Savaş olsa ancak bu kadar kişi ölürdü. (Nitekim güneydoğu illerindeki iç savaştan yüzlerce şehit gelmedi mi?)
Bu felaketlere karşın ne yas ilanı var, ne yetkililer arasında istifa eden var, ne açılan bir soruşturma...
Sanki sıradan olaylar yaşıyoruz. “Terörle yaşamaya alışmamız lazım” diyenler bile var. Böyle bir şeye nasıl alışabilinirse?..
Halktan, terörü protesto etmek isteyenlere, “Bırakın size dilediklerini yapsınlar, hatta öldürsünler” der gibi, polis şiddet uyguluyor.
Üç katliam sırasında da Ankara Emniyet Müdürü değişmiş ve vekaleten atanmış.
Zaten çektiklerimizin çoğunu, Sözcü yazarı Yılmaz Özdil’in 15 Mart tarihli “Kızılay” başlıklı yazısında çok güzel vurguladığı gibi, tüm makamlara liyakatsız (yeteneksiz, tecrübesiz) yandaşları yerleştirmelerinden çekmiyor muyuz?
Bizim kamu kuruluşlarında çalıştığımız dönemlerde (20-30 yıl önce) bu kuruluşlarda müdür olabilmek için en az 10 yıllık tecrübe aranırdı.

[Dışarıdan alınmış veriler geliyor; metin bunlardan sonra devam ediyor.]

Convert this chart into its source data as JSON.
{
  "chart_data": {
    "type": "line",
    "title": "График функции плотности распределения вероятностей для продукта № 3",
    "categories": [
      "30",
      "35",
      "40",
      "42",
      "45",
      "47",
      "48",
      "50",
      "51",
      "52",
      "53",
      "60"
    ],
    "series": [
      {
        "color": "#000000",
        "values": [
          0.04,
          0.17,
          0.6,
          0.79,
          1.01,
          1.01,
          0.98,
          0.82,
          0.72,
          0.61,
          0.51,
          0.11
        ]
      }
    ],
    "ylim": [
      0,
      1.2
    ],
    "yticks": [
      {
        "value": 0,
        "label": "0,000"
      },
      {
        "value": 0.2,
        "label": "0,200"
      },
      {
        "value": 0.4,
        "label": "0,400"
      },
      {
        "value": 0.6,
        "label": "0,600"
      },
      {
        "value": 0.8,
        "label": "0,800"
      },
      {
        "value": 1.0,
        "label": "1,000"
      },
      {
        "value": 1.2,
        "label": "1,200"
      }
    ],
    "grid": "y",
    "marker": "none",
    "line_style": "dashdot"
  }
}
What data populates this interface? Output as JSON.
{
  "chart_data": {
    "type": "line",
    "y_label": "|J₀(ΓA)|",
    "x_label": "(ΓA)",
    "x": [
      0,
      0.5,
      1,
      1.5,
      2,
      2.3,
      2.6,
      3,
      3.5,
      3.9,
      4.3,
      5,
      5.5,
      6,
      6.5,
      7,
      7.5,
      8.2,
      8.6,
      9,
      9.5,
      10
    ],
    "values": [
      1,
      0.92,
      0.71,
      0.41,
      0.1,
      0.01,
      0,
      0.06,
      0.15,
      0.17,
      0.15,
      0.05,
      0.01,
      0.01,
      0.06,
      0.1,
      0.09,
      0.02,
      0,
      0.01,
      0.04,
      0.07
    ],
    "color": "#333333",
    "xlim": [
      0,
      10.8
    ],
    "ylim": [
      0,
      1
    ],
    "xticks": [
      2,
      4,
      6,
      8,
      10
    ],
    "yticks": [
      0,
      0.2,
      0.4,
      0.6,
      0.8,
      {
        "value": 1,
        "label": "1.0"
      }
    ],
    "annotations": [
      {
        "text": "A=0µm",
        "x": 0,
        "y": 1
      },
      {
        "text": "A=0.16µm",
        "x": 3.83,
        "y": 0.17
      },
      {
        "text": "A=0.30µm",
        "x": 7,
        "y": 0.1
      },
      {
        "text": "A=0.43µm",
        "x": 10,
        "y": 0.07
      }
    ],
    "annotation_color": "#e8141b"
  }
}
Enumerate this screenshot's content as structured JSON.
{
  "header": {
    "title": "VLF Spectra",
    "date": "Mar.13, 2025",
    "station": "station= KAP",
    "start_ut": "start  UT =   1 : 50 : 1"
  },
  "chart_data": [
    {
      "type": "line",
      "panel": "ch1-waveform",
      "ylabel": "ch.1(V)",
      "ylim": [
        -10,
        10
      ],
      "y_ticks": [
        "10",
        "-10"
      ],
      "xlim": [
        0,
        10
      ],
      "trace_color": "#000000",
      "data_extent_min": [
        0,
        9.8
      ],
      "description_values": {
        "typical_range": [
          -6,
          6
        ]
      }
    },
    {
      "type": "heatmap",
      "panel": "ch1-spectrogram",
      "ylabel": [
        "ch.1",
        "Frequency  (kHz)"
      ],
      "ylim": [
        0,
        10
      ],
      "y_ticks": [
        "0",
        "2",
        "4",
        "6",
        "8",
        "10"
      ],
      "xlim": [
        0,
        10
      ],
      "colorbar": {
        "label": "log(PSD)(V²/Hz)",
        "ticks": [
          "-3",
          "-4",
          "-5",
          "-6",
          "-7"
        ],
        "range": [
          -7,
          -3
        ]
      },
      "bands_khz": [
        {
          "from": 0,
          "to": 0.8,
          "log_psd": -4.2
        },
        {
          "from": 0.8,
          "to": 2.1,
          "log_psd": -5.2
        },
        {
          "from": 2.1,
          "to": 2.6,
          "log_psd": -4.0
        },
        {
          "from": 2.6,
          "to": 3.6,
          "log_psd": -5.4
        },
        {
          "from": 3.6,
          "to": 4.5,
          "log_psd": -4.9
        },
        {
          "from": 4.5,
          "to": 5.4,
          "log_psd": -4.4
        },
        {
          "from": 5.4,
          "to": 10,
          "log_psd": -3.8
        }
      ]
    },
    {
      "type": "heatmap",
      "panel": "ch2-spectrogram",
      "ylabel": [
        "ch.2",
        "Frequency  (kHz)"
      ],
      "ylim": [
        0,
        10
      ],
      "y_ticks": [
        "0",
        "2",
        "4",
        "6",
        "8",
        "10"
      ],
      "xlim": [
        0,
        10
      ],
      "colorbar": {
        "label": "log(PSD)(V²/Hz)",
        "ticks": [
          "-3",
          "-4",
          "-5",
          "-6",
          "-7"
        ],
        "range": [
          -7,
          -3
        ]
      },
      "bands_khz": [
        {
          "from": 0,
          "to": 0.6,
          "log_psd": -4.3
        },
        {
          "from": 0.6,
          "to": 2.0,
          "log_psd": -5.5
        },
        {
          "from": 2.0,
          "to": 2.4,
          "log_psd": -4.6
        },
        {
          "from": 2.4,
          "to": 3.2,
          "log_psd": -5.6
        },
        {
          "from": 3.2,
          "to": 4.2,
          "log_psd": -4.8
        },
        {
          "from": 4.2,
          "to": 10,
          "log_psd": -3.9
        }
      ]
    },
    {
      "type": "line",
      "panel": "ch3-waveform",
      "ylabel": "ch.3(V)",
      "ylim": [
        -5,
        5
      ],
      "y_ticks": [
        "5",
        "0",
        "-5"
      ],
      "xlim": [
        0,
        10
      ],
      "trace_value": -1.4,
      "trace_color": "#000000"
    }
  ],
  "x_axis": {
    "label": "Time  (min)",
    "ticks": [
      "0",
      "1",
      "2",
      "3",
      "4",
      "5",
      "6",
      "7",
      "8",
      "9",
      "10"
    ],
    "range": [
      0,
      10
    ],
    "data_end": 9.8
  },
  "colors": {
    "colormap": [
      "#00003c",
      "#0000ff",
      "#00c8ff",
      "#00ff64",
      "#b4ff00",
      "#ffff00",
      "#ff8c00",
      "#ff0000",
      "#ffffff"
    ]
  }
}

Şimdi sıfır tecrübeli damatlar Bakan yapılıyor. Gerisini düşünün artık.
Terör olayları sonunda oy artışı sağladıklarının hesabını yapan yönetimlerden ne bekleyebiliriz ki.
Oysa terör saldırılarında ölen gençlerimizin, insanlarımızın, insanca ve huzurlu yaşamanın dışında bir hayalleri yoktu ki... Yazık değil mi bu insanlarımıza, bu gençlerimize.
Teröristlerin ruhsal durumunu ise ayrı bir inceleme konusu. 16 Mart tarihli Cumhuriyet gazetesindeki köşesinde, Güray Öz’ün son derece akılcı ve insani değerlendirmesi var. “Kendini bir şey sanan terörist, hiç bir şey değildir aslında. Çünkü ölümü seçen hiç bir şeydir. Onun herhangi bir davası olamaz. Savunulacak davalar, insanları yok etmeyi değil, yaşatmayı seçer. Savunulacak davalar intikam duygusu ile beslenmezler, tam tersine kini, intikamı reddederek kendilerini büyütürler.”
Sosyal medyada Ankara’lı bir vatandaşın paylaşımı ise ne güzel özetliyor insanların yaşamdan asgari beklentilerini. Çocukluğu, gençliği, eğitim yaşamı Ankara’da geçmiş biri olarak beni de son derecede duygulandırdı.
“Ankara Kızılay’da parçalanarak ölünmez.
YKM’nin önünde buluşma olur.
Güven Park’ta bir simit alınıp, banka oturulup, yarısı güvercinlere verilir.
Yüksel caddesinde sokak müziği dinlenir. Paran çoksa Dost Kitabevinden, azsa Olgunlar’dan az kullanılmış kitap alınır.
Sakarya’da 2 bira içip türkü dinlenir.
Konur ve Karanfil’de ağır ağır volta atılır. Belki oradaki salaş kafelerde 2 çay içilip tavla oynanır.
Güvenpark’ın içindeki heykelin önünde fotoğraf çekilir.
Bunlar Kızılay’da yapılabilecek yüzlerce şeyden sadece birkaçı.
Bunların hepsi yapılır ama parçalanarak ölünmez!!!
BAŞIMIZ SAĞ OLSUN ANKARAM!!!"
İnsanlarımız çok şey mi istiyor. Saray istemiyor, Başkanlık istemiyor. Sadece huzurlu bir yaşam istiyor. Yeryüzündeki güzellikleri yaşamak istiyor.